Kondisi tersebut melatarbelakangi pemerintah dalam
mengambil kebijakan untuk mengobtimalisasikan lahan pertanian utamanya lahan
sawah walaupun dalam skala kecil untuk menekan inpor yang merupakan kebijakan
pemerintah yang selama ini menginpor beras. Alasan pemerintah di era revolusi
mental yang sangat mendasar untuk menekan inpor adalah Indonesia dijuluki
sebagai negara agragris. Hasil telaahan referensi dijelaskan bahwa Indonesia
disebut sebagai negara agragris dikarenakan (1) adanya sektor pertanian dan (2)
penduduk di atas usia 15 tahun mengatungkan hidupnya dari sektor pertanian.
Kebijakan upaya khusus (UPSUS) untuk meningkatkan
swasembada beras di Indonesia saat ini adalah sala satunya meliputi kebijakan
prouksi padi. Untuk mensukseskan program upsus peningkatan produksi padi, maka
pemerintah menganjurkan untuk sinergikan program kegiatan dari pusat sampai ke
petani. Melalui bantuan sosial (BANSOS), kegiatan penggunaan teknologi anjuran
untuk diterapkan oleh petani dalam rangka meningkatkan produksi padi ialah
teknologi jajar legowo. Sebab dengan penggunaan teknologi jajar legowo dapat
meningkatkan produksi padi.
Berkaitan dengan hal tersebut, yang menjadi permasalahan
di tingkat petani adalah dalam budidaya padi sawah ada petani yang belum
menggunakan teknologi jajar legowo secara intensif. Artinya bahwa petani belum
serius merespons dan menerima teknologi jajar legowo. Tetapi tuntutan
penggunaan teknologi dalam era globalisasi menuntut petani untuk selalu berubah
dan penyesuaian diri sesuai perubahan zaman.

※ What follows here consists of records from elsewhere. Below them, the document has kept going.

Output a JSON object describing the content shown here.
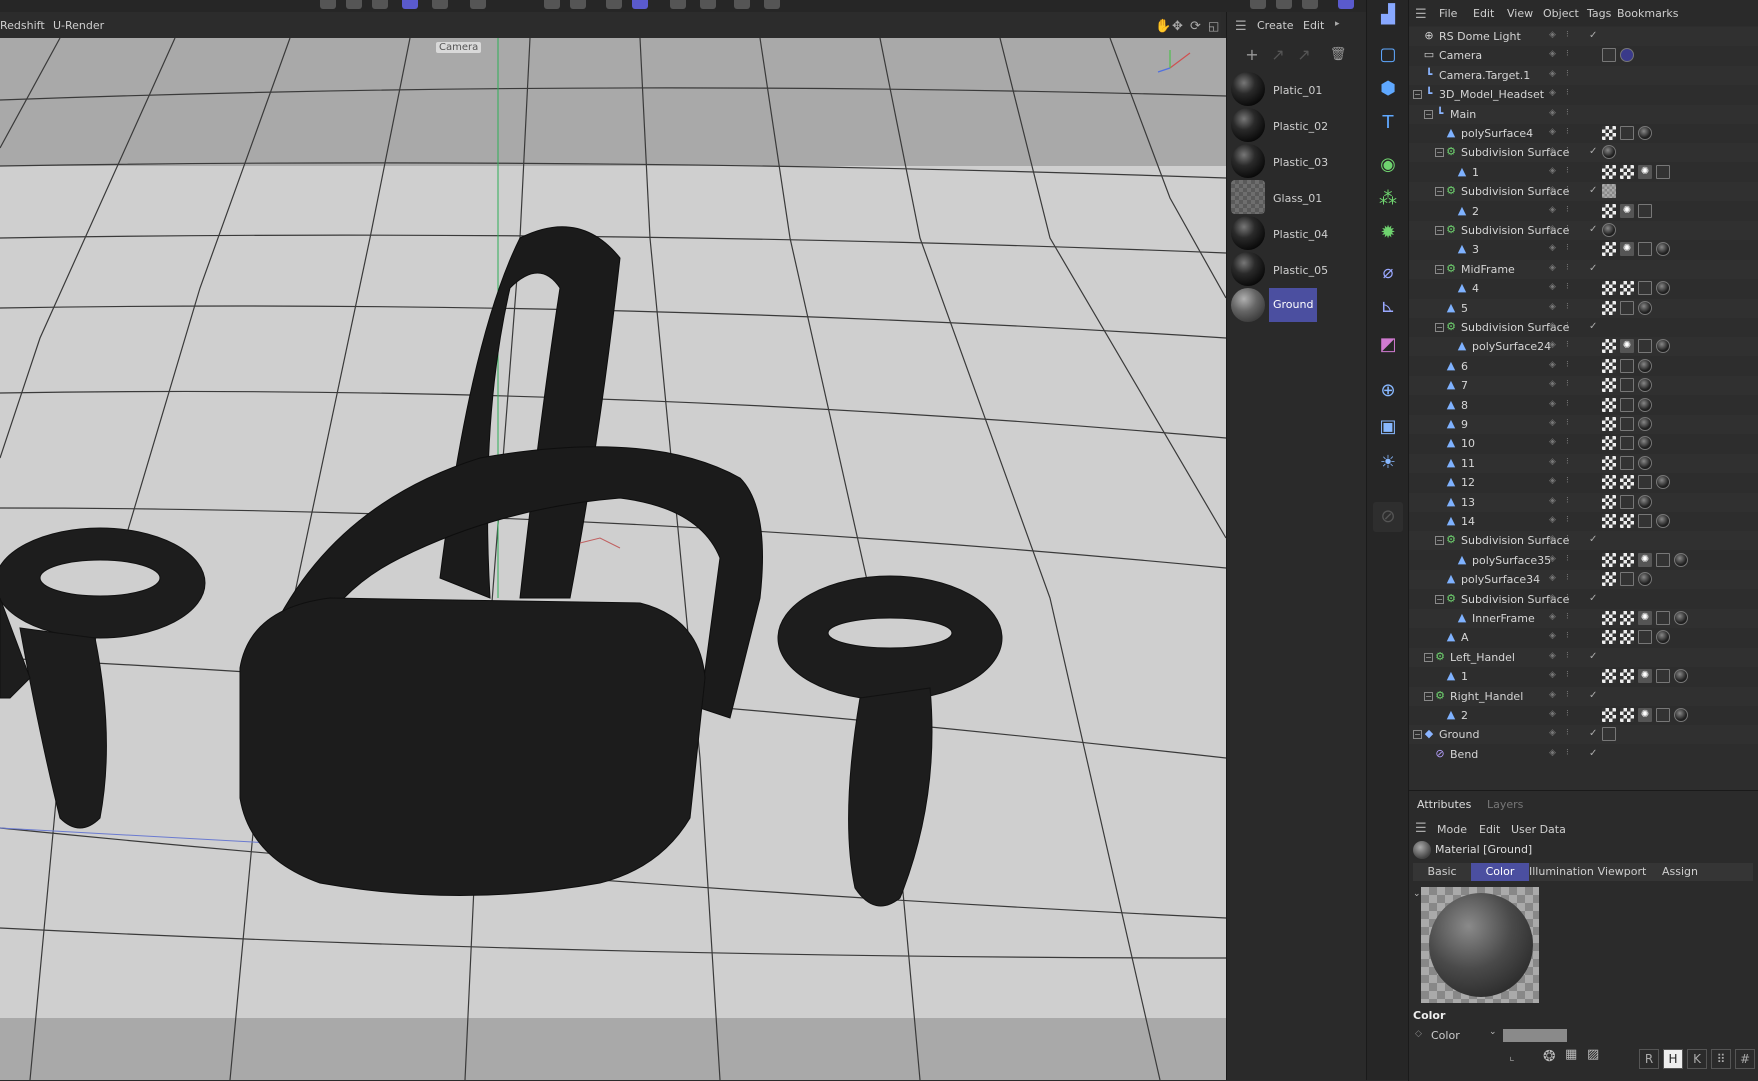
{
  "top_menus": {
    "redshift": "Redshift",
    "urender": "U-Render"
  },
  "viewport": {
    "camera_label": "Camera"
  },
  "material_manager": {
    "menu": {
      "create": "Create",
      "edit": "Edit"
    },
    "materials": [
      {
        "name": "Platic_01",
        "type": "plastic"
      },
      {
        "name": "Plastic_02",
        "type": "plastic"
      },
      {
        "name": "Plastic_03",
        "type": "plastic"
      },
      {
        "name": "Glass_01",
        "type": "glass"
      },
      {
        "name": "Plastic_04",
        "type": "plastic"
      },
      {
        "name": "Plastic_05",
        "type": "plastic"
      },
      {
        "name": "Ground",
        "type": "ground",
        "selected": true
      }
    ]
  },
  "object_manager": {
    "menu": {
      "file": "File",
      "edit": "Edit",
      "view": "View",
      "object": "Object",
      "tags": "Tags",
      "bookmarks": "Bookmarks"
    },
    "tree": [
      {
        "name": "RS Dome Light",
        "depth": 0,
        "icon": "globe",
        "exp": "",
        "chk": "✓",
        "tags": []
      },
      {
        "name": "Camera",
        "depth": 0,
        "icon": "camera",
        "exp": "",
        "chk": "",
        "tags": [
          "target",
          "dot"
        ]
      },
      {
        "name": "Camera.Target.1",
        "depth": 0,
        "icon": "null",
        "exp": "",
        "chk": "",
        "tags": []
      },
      {
        "name": "3D_Model_Headset",
        "depth": 0,
        "icon": "null",
        "exp": "−",
        "chk": "",
        "tags": []
      },
      {
        "name": "Main",
        "depth": 1,
        "icon": "null",
        "exp": "−",
        "chk": "",
        "tags": []
      },
      {
        "name": "polySurface4",
        "depth": 2,
        "icon": "poly",
        "exp": "",
        "chk": "",
        "tags": [
          "checker",
          "uvw",
          "mat"
        ]
      },
      {
        "name": "Subdivision Surface",
        "depth": 2,
        "icon": "subd",
        "exp": "−",
        "chk": "✓",
        "tags": [
          "mat"
        ]
      },
      {
        "name": "1",
        "depth": 3,
        "icon": "poly",
        "exp": "",
        "chk": "",
        "tags": [
          "checker",
          "checker",
          "phong",
          "uvw"
        ]
      },
      {
        "name": "Subdivision Surface",
        "depth": 2,
        "icon": "subd",
        "exp": "−",
        "chk": "✓",
        "tags": [
          "glasst"
        ]
      },
      {
        "name": "2",
        "depth": 3,
        "icon": "poly",
        "exp": "",
        "chk": "",
        "tags": [
          "checker",
          "phong",
          "uvw"
        ]
      },
      {
        "name": "Subdivision Surface",
        "depth": 2,
        "icon": "subd",
        "exp": "−",
        "chk": "✓",
        "tags": [
          "mat"
        ]
      },
      {
        "name": "3",
        "depth": 3,
        "icon": "poly",
        "exp": "",
        "chk": "",
        "tags": [
          "checker",
          "phong",
          "uvw",
          "mat"
        ]
      },
      {
        "name": "MidFrame",
        "depth": 2,
        "icon": "subd",
        "exp": "−",
        "chk": "✓",
        "tags": []
      },
      {
        "name": "4",
        "depth": 3,
        "icon": "poly",
        "exp": "",
        "chk": "",
        "tags": [
          "checker",
          "checker",
          "uvw",
          "mat"
        ]
      },
      {
        "name": "5",
        "depth": 2,
        "icon": "poly",
        "exp": "",
        "chk": "",
        "tags": [
          "checker",
          "uvw",
          "mat"
        ]
      },
      {
        "name": "Subdivision Surface",
        "depth": 2,
        "icon": "subd",
        "exp": "−",
        "chk": "✓",
        "tags": []
      },
      {
        "name": "polySurface24",
        "depth": 3,
        "icon": "poly",
        "exp": "",
        "chk": "",
        "tags": [
          "checker",
          "phong",
          "uvw",
          "mat"
        ]
      },
      {
        "name": "6",
        "depth": 2,
        "icon": "poly",
        "exp": "",
        "chk": "",
        "tags": [
          "checker",
          "uvw",
          "mat"
        ]
      },
      {
        "name": "7",
        "depth": 2,
        "icon": "poly",
        "exp": "",
        "chk": "",
        "tags": [
          "checker",
          "uvw",
          "mat"
        ]
      },
      {
        "name": "8",
        "depth": 2,
        "icon": "poly",
        "exp": "",
        "chk": "",
        "tags": [
          "checker",
          "uvw",
          "mat"
        ]
      },
      {
        "name": "9",
        "depth": 2,
        "icon": "poly",
        "exp": "",
        "chk": "",
        "tags": [
          "checker",
          "uvw",
          "mat"
        ]
      },
      {
        "name": "10",
        "depth": 2,
        "icon": "poly",
        "exp": "",
        "chk": "",
        "tags": [
          "checker",
          "uvw",
          "mat"
        ]
      },
      {
        "name": "11",
        "depth": 2,
        "icon": "poly",
        "exp": "",
        "chk": "",
        "tags": [
          "checker",
          "uvw",
          "mat"
        ]
      },
      {
        "name": "12",
        "depth": 2,
        "icon": "poly",
        "exp": "",
        "chk": "",
        "tags": [
          "checker",
          "checker",
          "uvw",
          "mat"
        ]
      },
      {
        "name": "13",
        "depth": 2,
        "icon": "poly",
        "exp": "",
        "chk": "",
        "tags": [
          "checker",
          "uvw",
          "mat"
        ]
      },
      {
        "name": "14",
        "depth": 2,
        "icon": "poly",
        "exp": "",
        "chk": "",
        "tags": [
          "checker",
          "checker",
          "uvw",
          "mat"
        ]
      },
      {
        "name": "Subdivision Surface",
        "depth": 2,
        "icon": "subd",
        "exp": "−",
        "chk": "✓",
        "tags": []
      },
      {
        "name": "polySurface35",
        "depth": 3,
        "icon": "poly",
        "exp": "",
        "chk": "",
        "tags": [
          "checker",
          "checker",
          "phong",
          "uvw",
          "mat"
        ]
      },
      {
        "name": "polySurface34",
        "depth": 2,
        "icon": "poly",
        "exp": "",
        "chk": "",
        "tags": [
          "checker",
          "uvw",
          "mat"
        ]
      },
      {
        "name": "Subdivision Surface",
        "depth": 2,
        "icon": "subd",
        "exp": "−",
        "chk": "✓",
        "tags": []
      },
      {
        "name": "InnerFrame",
        "depth": 3,
        "icon": "poly",
        "exp": "",
        "chk": "",
        "tags": [
          "checker",
          "checker",
          "phong",
          "uvw",
          "mat"
        ]
      },
      {
        "name": "A",
        "depth": 2,
        "icon": "poly",
        "exp": "",
        "chk": "",
        "tags": [
          "checker",
          "checker",
          "uvw",
          "mat"
        ]
      },
      {
        "name": "Left_Handel",
        "depth": 1,
        "icon": "subd",
        "exp": "−",
        "chk": "✓",
        "tags": []
      },
      {
        "name": "1",
        "depth": 2,
        "icon": "poly",
        "exp": "",
        "chk": "",
        "tags": [
          "checker",
          "checker",
          "phong",
          "uvw",
          "mat"
        ]
      },
      {
        "name": "Right_Handel",
        "depth": 1,
        "icon": "subd",
        "exp": "−",
        "chk": "✓",
        "tags": []
      },
      {
        "name": "2",
        "depth": 2,
        "icon": "poly",
        "exp": "",
        "chk": "",
        "tags": [
          "checker",
          "checker",
          "phong",
          "uvw",
          "mat"
        ]
      },
      {
        "name": "Ground",
        "depth": 0,
        "icon": "plane",
        "exp": "−",
        "chk": "✓",
        "tags": [
          "uvw"
        ]
      },
      {
        "name": "Bend",
        "depth": 1,
        "icon": "bend",
        "exp": "",
        "chk": "✓",
        "tags": []
      }
    ]
  },
  "attributes": {
    "tabs": {
      "attributes": "Attributes",
      "layers": "Layers"
    },
    "menu": {
      "mode": "Mode",
      "edit": "Edit",
      "user_data": "User Data"
    },
    "title": "Material [Ground]",
    "subtabs": [
      "Basic",
      "Color",
      "Illumination",
      "Viewport",
      "Assign"
    ],
    "active_subtab": "Color",
    "section": "Color",
    "param_label": "Color",
    "bottom_icons": [
      "R",
      "H",
      "K",
      "#"
    ]
  },
  "colors": {
    "accent": "#4b4fa0",
    "viewport_floor": "#cfcfcf",
    "panel_bg": "#2d2d2d"
  }
}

Atau dengan kata lain disebut era
globalisasi.
Selain tuntutan era ilmu pengetahuan dan teknologi, isu
sentral saat ini tentang kebutuhan manusia akan pangan khususnya beras semakin
meningkat dengan adanya pertambahan jumlah penduduk. Sedangkan nilai dan
harapan peningkatan produksi padi semakin menurun. Salah satu obyek yang berpengaruh
terhadap nilai dan produksi padi adalah
sikap petani dalam menerapkan teknologi
jajar legowo. Oleh sebab itu obyek sikap yang diteliti yaitu setuju dan tidak
setuju terhadap obyek penelitian. Sedangkan Penerapan teknologi jajar legowo
dilihat dari faktor lahan petani (milik/sewa), keunggulan dan kelemahan
teknologi, orang kerja (HOK), biaya dan waktu pada saat tanam benih padi.